Miles let himself into the penthouse again, and walked into the little bedroom. He felt utterly and unaccustomedly exhausted. He supposed it was a combination of the long night flight, the champagne at lunch and the considerable trauma of the morning.
This really was all something else. It was like some kind of a bad B movie. Billy hadn’t been so far off when he had said something about him being Lord Fauntleroy. What a mob to get mixed up with. It was dynamite. There was that nice sexy bitch downstairs, nothing wrong with her, Miles thought easily, that a good screw and a bit of TLC wouldn’t sort out; the funny old lawyer, straight out of Dickens, and the marvellous old lady. She was something else. He would like to see a great deal more of her. And then there was the other one, the missing one, who Roz was clearly dying to feed ground glass to, three times a day before meals. What could she be like? The old lady was obviously very fond of her.
She was young, twenty-seven they’d said; either the old boy must have still been quite a goer, or she’d married him purely for his money. Probably the latter. That was obviously what Roz thought.
And he held the balance of power between them. The thought made Miles feel quite sick. No wonder they’d wanted to find him. What on earth was he going to do? He had been speaking the truth when he had told Roz he just wanted to give it all away again. The last thing on earth he wanted was to get mixed up in some power struggle. He didn’t want to hold any, and he didn’t want to assist anyone else to hold any. It held about as much charm for him as joining a monastery. But he could see even giving it away wouldn’t be that simple. Whoever he gave it to, there would be trouble. Besides, Roz had a point. Why give it?
No, the best thing would be to sell it, and then go home to Candy, and persuade Old Man Mason to let them get married. Roz would buy his share, that was for sure. He liked her, he thought she was really nice under that hard front of hers, and it would obviously help her. Why go into it all any more?
God, Julian Morell, whoever he was, must have been a funny old buzzard. Why do this to all these people? And why involve him? He supposed really he ought to wait until Lady Phaedria or whatever her name was came home, and talk to her as well. It was only fair.
He looked around. The room was bare, except for a bed, a coat stand, a cupboard, and a small bedside table.
There were a few photographs on the wall: an aerial view of a big house in the country, and several pictures of horses. No people. He sat down on the bed, took off his jacket, slung it on the floor, looked round again.

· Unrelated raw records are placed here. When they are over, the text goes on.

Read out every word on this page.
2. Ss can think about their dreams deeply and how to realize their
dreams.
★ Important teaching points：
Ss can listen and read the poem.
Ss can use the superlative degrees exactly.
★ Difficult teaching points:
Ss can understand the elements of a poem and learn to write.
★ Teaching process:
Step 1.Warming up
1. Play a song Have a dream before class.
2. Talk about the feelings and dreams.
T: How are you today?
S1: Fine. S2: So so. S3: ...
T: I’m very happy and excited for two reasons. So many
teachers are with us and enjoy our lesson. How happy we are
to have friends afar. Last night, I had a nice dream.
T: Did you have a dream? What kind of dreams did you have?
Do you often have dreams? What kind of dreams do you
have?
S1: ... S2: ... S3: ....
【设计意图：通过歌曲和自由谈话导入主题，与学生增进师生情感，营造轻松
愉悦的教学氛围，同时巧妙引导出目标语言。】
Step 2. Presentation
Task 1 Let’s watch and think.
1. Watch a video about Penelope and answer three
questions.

His eyes fell on the bedside table. It had a couple of drawers in it. He tugged the top one tentatively. It was empty. But the second one had a small silver frame in it. He took the frame out, turning it over and looking at the picture in it; and for a moment the face in front of him meant nothing at all to him. Then his brain connected with what he saw; the picture first blurred, then clarified with extraordinary vividness. He stood up, and then slowly, his eyes fixed on it, his mind a whirring, confused mess, he walked out of the penthouse and took the elevator down to Roz’s office. She was on the phone and reading letters at the same time; she looked up at him, smiled, waved to him to sit down in the chair in front of her desk. Miles sat there looking alternately at her and the photograph in his hand.
When she had finished talking she put down the phone and said, ‘What is it? Couldn’t you sleep?’
‘I haven’t tried,’ said Miles. ‘Not yet. Look, Roz, I don’t know quite what’s going on around here, but why do you all keep saying you don’t know Hugo Dashwood when there’s a picture of him up in your dad’s office?’